Everywhere we look we see people pushing themselves—their bodies, their minds, and their capacity for faithfulness and fruitfulness—to the limit. In some ways, society incentivizes this “to the limit” way of life: If you want to get ahead, it’s the price to pay.

But in other ways, society demands this lifestyle. People at the bottom of our socioeconomic ladder feel this most acutely, yet no one is immune. No matter the reason, we are trapped by our systems of productivity, and we take as much as we can from ourselves, burning the proverbial candle at both ends.

If you’ve ever thought, Enough is enough!—quietly protesting demands your body cannot meet—you certainly aren’t alone. I regularly wrestle with these feelings, sorting through my values and priorities, wondering if I’m conceding a good and whole life to the superficial aspirations of an unrelenting consumer society.
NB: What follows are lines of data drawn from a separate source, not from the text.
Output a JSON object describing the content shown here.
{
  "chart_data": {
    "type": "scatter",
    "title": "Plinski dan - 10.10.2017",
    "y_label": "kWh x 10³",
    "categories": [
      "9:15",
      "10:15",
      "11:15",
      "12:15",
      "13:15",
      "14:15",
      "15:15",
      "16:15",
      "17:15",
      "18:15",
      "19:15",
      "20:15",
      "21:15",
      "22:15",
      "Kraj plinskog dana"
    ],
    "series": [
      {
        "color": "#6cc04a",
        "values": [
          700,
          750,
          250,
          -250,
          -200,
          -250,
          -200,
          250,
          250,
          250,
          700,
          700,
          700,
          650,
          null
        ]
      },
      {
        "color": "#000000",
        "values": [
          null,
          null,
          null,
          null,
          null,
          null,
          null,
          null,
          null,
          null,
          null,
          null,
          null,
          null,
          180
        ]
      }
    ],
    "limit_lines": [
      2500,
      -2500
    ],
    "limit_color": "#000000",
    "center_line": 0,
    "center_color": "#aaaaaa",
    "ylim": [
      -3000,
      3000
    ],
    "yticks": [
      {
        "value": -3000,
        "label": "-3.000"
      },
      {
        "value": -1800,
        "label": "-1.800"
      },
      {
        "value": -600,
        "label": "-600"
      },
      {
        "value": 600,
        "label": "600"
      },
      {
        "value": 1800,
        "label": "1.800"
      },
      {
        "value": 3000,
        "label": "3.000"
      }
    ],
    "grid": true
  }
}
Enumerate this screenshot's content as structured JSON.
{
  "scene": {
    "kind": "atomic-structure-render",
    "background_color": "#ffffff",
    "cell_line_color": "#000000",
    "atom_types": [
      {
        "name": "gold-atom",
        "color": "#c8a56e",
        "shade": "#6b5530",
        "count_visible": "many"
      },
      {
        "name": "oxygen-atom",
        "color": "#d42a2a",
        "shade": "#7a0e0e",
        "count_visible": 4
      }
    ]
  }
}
This is why I find myself grateful for the gift of Sabbath. Sabbath is God’s way of saying, Enough is enough.

Sabbath is an invitation to orient our lives around a different rhythm of practice, one that recognizes the moral limit to what we should expect our bodies and our lives to produce, and to the profit potential we should extract from ourselves and others.

Walter Brueggemann reminds us that Sabbath is framed through the stories of both Creation and Exodus. The Scriptures first frame the seventh day as God resting from the work of creation (Gen. 1). Is this because God lacks the capacity to continue? Hardly! Instead, God models for all of creation the idea that there is a moral limit to the demands of production. God invites people to join in his rest as a way of taking delight in creation. The seventh day is a regular rhythmic reminder of God’s abundance, and it is an invitation to celebrate.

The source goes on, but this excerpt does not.